On imagine assez bien la fuite en avant, cheveux encore mal coiffés, sur des carrioles bricolées à la hussarde, des grandes fortunes de France sur les routes départementales en direction des montagnes suisses, pour rejoindre les alpages. Ce sera la ruée vers l’or, le leur, pour rejoindre, en plus de l’air pur, l’argent suisse qui coule des jours heureux à l’abri de l’impôt. Pendant ce long pèlerinage vers l’argent Roy, Françoise nous chantera l’hymne de survie pour combattre l’apocalypse électorale « Allons protéger nos magots, fuyons les socialos qui veulent partager nos millions d’euros-bobo !… Allons Ô lingots, sur la route Bingo !…». Ce sera le champ des partisans de l’impôt zéro.

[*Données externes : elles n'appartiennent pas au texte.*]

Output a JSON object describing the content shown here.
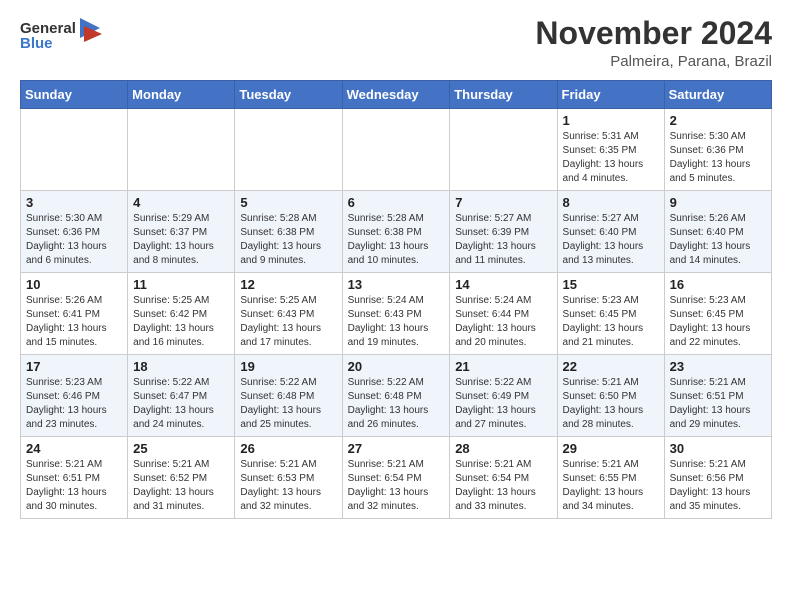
{
  "header": {
    "logo_general": "General",
    "logo_blue": "Blue",
    "month_title": "November 2024",
    "location": "Palmeira, Parana, Brazil"
  },
  "days_of_week": [
    "Sunday",
    "Monday",
    "Tuesday",
    "Wednesday",
    "Thursday",
    "Friday",
    "Saturday"
  ],
  "weeks": [
    {
      "cells": [
        {
          "day": "",
          "info": ""
        },
        {
          "day": "",
          "info": ""
        },
        {
          "day": "",
          "info": ""
        },
        {
          "day": "",
          "info": ""
        },
        {
          "day": "",
          "info": ""
        },
        {
          "day": "1",
          "info": "Sunrise: 5:31 AM\nSunset: 6:35 PM\nDaylight: 13 hours\nand 4 minutes."
        },
        {
          "day": "2",
          "info": "Sunrise: 5:30 AM\nSunset: 6:36 PM\nDaylight: 13 hours\nand 5 minutes."
        }
      ]
    },
    {
      "cells": [
        {
          "day": "3",
          "info": "Sunrise: 5:30 AM\nSunset: 6:36 PM\nDaylight: 13 hours\nand 6 minutes."
        },
        {
          "day": "4",
          "info": "Sunrise: 5:29 AM\nSunset: 6:37 PM\nDaylight: 13 hours\nand 8 minutes."
        },
        {
          "day": "5",
          "info": "Sunrise: 5:28 AM\nSunset: 6:38 PM\nDaylight: 13 hours\nand 9 minutes."
        },
        {
          "day": "6",
          "info": "Sunrise: 5:28 AM\nSunset: 6:38 PM\nDaylight: 13 hours\nand 10 minutes."
        },
        {
          "day": "7",
          "info": "Sunrise: 5:27 AM\nSunset: 6:39 PM\nDaylight: 13 hours\nand 11 minutes."
        },
        {
          "day": "8",
          "info": "Sunrise: 5:27 AM\nSunset: 6:40 PM\nDaylight: 13 hours\nand 13 minutes."
        },
        {
          "day": "9",
          "info": "Sunrise: 5:26 AM\nSunset: 6:40 PM\nDaylight: 13 hours\nand 14 minutes."
        }
      ]
    },
    {
      "cells": [
        {
          "day": "10",
          "info": "Sunrise: 5:26 AM\nSunset: 6:41 PM\nDaylight: 13 hours\nand 15 minutes."
        },
        {
          "day": "11",
          "info": "Sunrise: 5:25 AM\nSunset: 6:42 PM\nDaylight: 13 hours\nand 16 minutes."
        },
        {
          "day": "12",
          "info": "Sunrise: 5:25 AM\nSunset: 6:43 PM\nDaylight: 13 hours\nand 17 minutes."
        },
        {
          "day": "13",
          "info": "Sunrise: 5:24 AM\nSunset: 6:43 PM\nDaylight: 13 hours\nand 19 minutes."
        },
        {
          "day": "14",
          "info": "Sunrise: 5:24 AM\nSunset: 6:44 PM\nDaylight: 13 hours\nand 20 minutes."
        },
        {
          "day": "15",
          "info": "Sunrise: 5:23 AM\nSunset: 6:45 PM\nDaylight: 13 hours\nand 21 minutes."
        },
        {
          "day": "16",
          "info": "Sunrise: 5:23 AM\nSunset: 6:45 PM\nDaylight: 13 hours\nand 22 minutes."
        }
      ]
    },
    {
      "cells": [
        {
          "day": "17",
          "info": "Sunrise: 5:23 AM\nSunset: 6:46 PM\nDaylight: 13 hours\nand 23 minutes."
        },
        {
          "day": "18",
          "info": "Sunrise: 5:22 AM\nSunset: 6:47 PM\nDaylight: 13 hours\nand 24 minutes."
        },
        {
          "day": "19",
          "info": "Sunrise: 5:22 AM\nSunset: 6:48 PM\nDaylight: 13 hours\nand 25 minutes."
        },
        {
          "day": "20",
          "info": "Sunrise: 5:22 AM\nSunset: 6:48 PM\nDaylight: 13 hours\nand 26 minutes."
        },
        {
          "day": "21",
          "info": "Sunrise: 5:22 AM\nSunset: 6:49 PM\nDaylight: 13 hours\nand 27 minutes."
        },
        {
          "day": "22",
          "info": "Sunrise: 5:21 AM\nSunset: 6:50 PM\nDaylight: 13 hours\nand 28 minutes."
        },
        {
          "day": "23",
          "info": "Sunrise: 5:21 AM\nSunset: 6:51 PM\nDaylight: 13 hours\nand 29 minutes."
        }
      ]
    },
    {
      "cells": [
        {
          "day": "24",
          "info": "Sunrise: 5:21 AM\nSunset: 6:51 PM\nDaylight: 13 hours\nand 30 minutes."
        },
        {
          "day": "25",
          "info": "Sunrise: 5:21 AM\nSunset: 6:52 PM\nDaylight: 13 hours\nand 31 minutes."
        },
        {
          "day": "26",
          "info": "Sunrise: 5:21 AM\nSunset: 6:53 PM\nDaylight: 13 hours\nand 32 minutes."
        },
        {
          "day": "27",
          "info": "Sunrise: 5:21 AM\nSunset: 6:54 PM\nDaylight: 13 hours\nand 32 minutes."
        },
        {
          "day": "28",
          "info": "Sunrise: 5:21 AM\nSunset: 6:54 PM\nDaylight: 13 hours\nand 33 minutes."
        },
        {
          "day": "29",
          "info": "Sunrise: 5:21 AM\nSunset: 6:55 PM\nDaylight: 13 hours\nand 34 minutes."
        },
        {
          "day": "30",
          "info": "Sunrise: 5:21 AM\nSunset: 6:56 PM\nDaylight: 13 hours\nand 35 minutes."
        }
      ]
    }
  ]
}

Ils partiront à la tombée du jour. Les plus pauvres d’entre eux, iront en Jet jusqu’à Genève puis prendront le yacht de Vincent Bolloré pour traverser le lac Léman. Ils souffleront sur l’hélice pour ne pas réveiller le garde côte. Pour sure, le 6 mai 2012 sera la nuit la plus longue. J’imagine assez bien des milliers de paillettes qui viendront embarquer sur les boats peoples avec l’espoir d’une vie meilleur et plus éclairée. La nuit de l’horreur à vrai dire.
Mais au fait, combien de gens normaux aimeraient payer l’impôt sur la fortune ? Combien de gens normaux aimeraient payer de l’impôt… tout simplement !
Heureusement, son fils, par compassion médiatique probablement, lui a proposé de venir dormir chez lui. C’est un juste retour des choses. Il est un âge où le parent a besoin d’être, à son tour, sous la protection de ses enfants. Françoise est donc rassurée, en cas de victoire de l’épouvantail socialiste, elle aura l’hospitalité.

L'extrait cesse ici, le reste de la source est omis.